Extending frames

Musy Extending Frames advertisement

 

It is well known among artists and dealers that a frame gives a work of art authority - never show a prospective client a picture without a frame!

In the 18th and 19th centuries when canvases were generally painted to standard sizes there would usually have been a frame of the right size to hand to show a picture at short notice. In the 20th century the collapse of the old system of standard sizes encouraged the idea of the extending or adjustable frame.

A pair of Musy Extending Frames (fig. 1) were lent to the exhibition, The Art of the Picture Frame, at the National Portrait Gallery in 1996. Made of wood, papier-mâché and pressed card by R. Musy of Lyons in France, these frames were advertised in The Artist in March 1934 (fig. 2) by Lechertier Barbe Ltd as enabling 'an artist to show his pictures completely framed to a prospective client. They are instantly adjustable to accommodate pictures of various proportions'. This adjustment was made by sliding the hollow corners over the side sections. The frames came in three sizes: 9 1/2 x 13 3/4 ins extending to 13 1/4 x 20 ins; 13 1/2 x 18 1/2 ins extending to 19 1/4 x 26 1/4 ins, and 20 x 25 3/4 ins extending to 29 x 36 1/2 ins. Prizes ranged from £1.10s 6d to £4.8s according to the size and pattern chosen.

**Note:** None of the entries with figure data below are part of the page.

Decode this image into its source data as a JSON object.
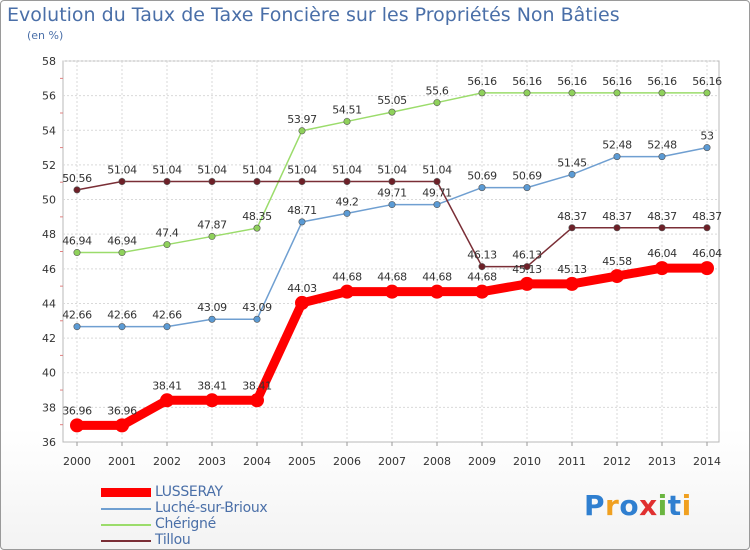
{
  "chart_data": {
    "type": "line",
    "title": "Evolution du Taux de Taxe Foncière sur les Propriétés Non Bâties",
    "subtitle": "(en %)",
    "categories": [
      "2000",
      "2001",
      "2002",
      "2003",
      "2004",
      "2005",
      "2006",
      "2007",
      "2008",
      "2009",
      "2010",
      "2011",
      "2012",
      "2013",
      "2014"
    ],
    "ylim": [
      36,
      58
    ],
    "yticks": [
      36,
      38,
      40,
      42,
      44,
      46,
      48,
      50,
      52,
      54,
      56,
      58
    ],
    "grid": true,
    "legend_position": "bottom-left",
    "series": [
      {
        "name": "LUSSERAY",
        "color": "#ff0000",
        "marker_color": "#ff0000",
        "emphasis": true,
        "values": [
          36.96,
          36.96,
          38.41,
          38.41,
          38.41,
          44.03,
          44.68,
          44.68,
          44.68,
          44.68,
          45.13,
          45.13,
          45.58,
          46.04,
          46.04
        ],
        "labels": [
          "36.96",
          "36.96",
          "38.41",
          "38.41",
          "38.41",
          "44.03",
          "44.68",
          "44.68",
          "44.68",
          "44.68",
          "45.13",
          "45.13",
          "45.58",
          "46.04",
          "46.04"
        ]
      },
      {
        "name": "Luché-sur-Brioux",
        "color": "#6f9fd1",
        "marker_color": "#5b9bd5",
        "emphasis": false,
        "values": [
          42.66,
          42.66,
          42.66,
          43.09,
          43.09,
          48.71,
          49.2,
          49.71,
          49.71,
          50.69,
          50.69,
          51.45,
          52.48,
          52.48,
          53
        ],
        "labels": [
          "42.66",
          "42.66",
          "42.66",
          "43.09",
          "43.09",
          "48.71",
          "49.2",
          "49.71",
          "49.71",
          "50.69",
          "50.69",
          "51.45",
          "52.48",
          "52.48",
          "53"
        ]
      },
      {
        "name": "Chérigné",
        "color": "#9bdc6b",
        "marker_color": "#8fd15b",
        "emphasis": false,
        "values": [
          46.94,
          46.94,
          47.4,
          47.87,
          48.35,
          53.97,
          54.51,
          55.05,
          55.6,
          56.16,
          56.16,
          56.16,
          56.16,
          56.16,
          56.16
        ],
        "labels": [
          "46.94",
          "46.94",
          "47.4",
          "47.87",
          "48.35",
          "53.97",
          "54.51",
          "55.05",
          "55.6",
          "56.16",
          "56.16",
          "56.16",
          "56.16",
          "56.16",
          "56.16"
        ]
      },
      {
        "name": "Tillou",
        "color": "#7a2e36",
        "marker_color": "#6e2028",
        "emphasis": false,
        "values": [
          50.56,
          51.04,
          51.04,
          51.04,
          51.04,
          51.04,
          51.04,
          51.04,
          51.04,
          46.13,
          46.13,
          48.37,
          48.37,
          48.37,
          48.37
        ],
        "labels": [
          "50.56",
          "51.04",
          "51.04",
          "51.04",
          "51.04",
          "51.04",
          "51.04",
          "51.04",
          "51.04",
          "46.13",
          "46.13",
          "48.37",
          "48.37",
          "48.37",
          "48.37"
        ]
      }
    ],
    "label_order": [
      2,
      1,
      3,
      0
    ]
  },
  "logo": {
    "letters": [
      "P",
      "r",
      "o",
      "x",
      "i",
      "t",
      "i"
    ],
    "colors": [
      "#2f7fd0",
      "#f0a020",
      "#2f7fd0",
      "#e03030",
      "#6ab540",
      "#2f7fd0",
      "#f0a020"
    ]
  }
}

The Musy Extending Frame was not the only flexible frame on the market. Two other examples are mentioned here, one dating to 1857, the other to exactly a century later. In June 1857, Harriot Gouldsmith approached the artist, John Linnell, asking for his endorsement for a frame which was advertised as 'The Artist's New Constructed Frame, for containing more than one work of art,... opening with ease at the back, and which, with elastic strings, will contain several Works of Arts, to be changed without trouble' (Kathryn Moore Heleniak, 'Money and marketing problems: The plight of Harriot Gouldsmith (1786-1863), a professional female landscape painter', British Art Journal, vol. 6, no. 3, 2005, p.32.)

Quite a different system, noted in The Art Bulletin of the Fine Art Trade Guild in Spring 1957 as 'An Adjustable Frame at last', was marketed by an American company, the Multi-Frame Company of Springfield, New Jersey, and was described as a 'fantastic boon to artists and anyone who has to exhibit pictures of varying size'. The Multi-Frame Company's system was quite different to Musy's: 'The frame is handsomely finished, carved in a simple manner and has a 3¾ inch section. It consists of small one-inch pieces which join together on the principle of a child's constructional toy. It can thus be adjusted in one-inch steps to any size which is a full inch measurement between 14 x 18 ins and 38 x 42 ins'. The price of this 'wonder frame' was $39.50.

Do any examples of the Multi-Frame Company frame survive? Were there other makes on the market? How far were such frames used in practice by artists and dealers?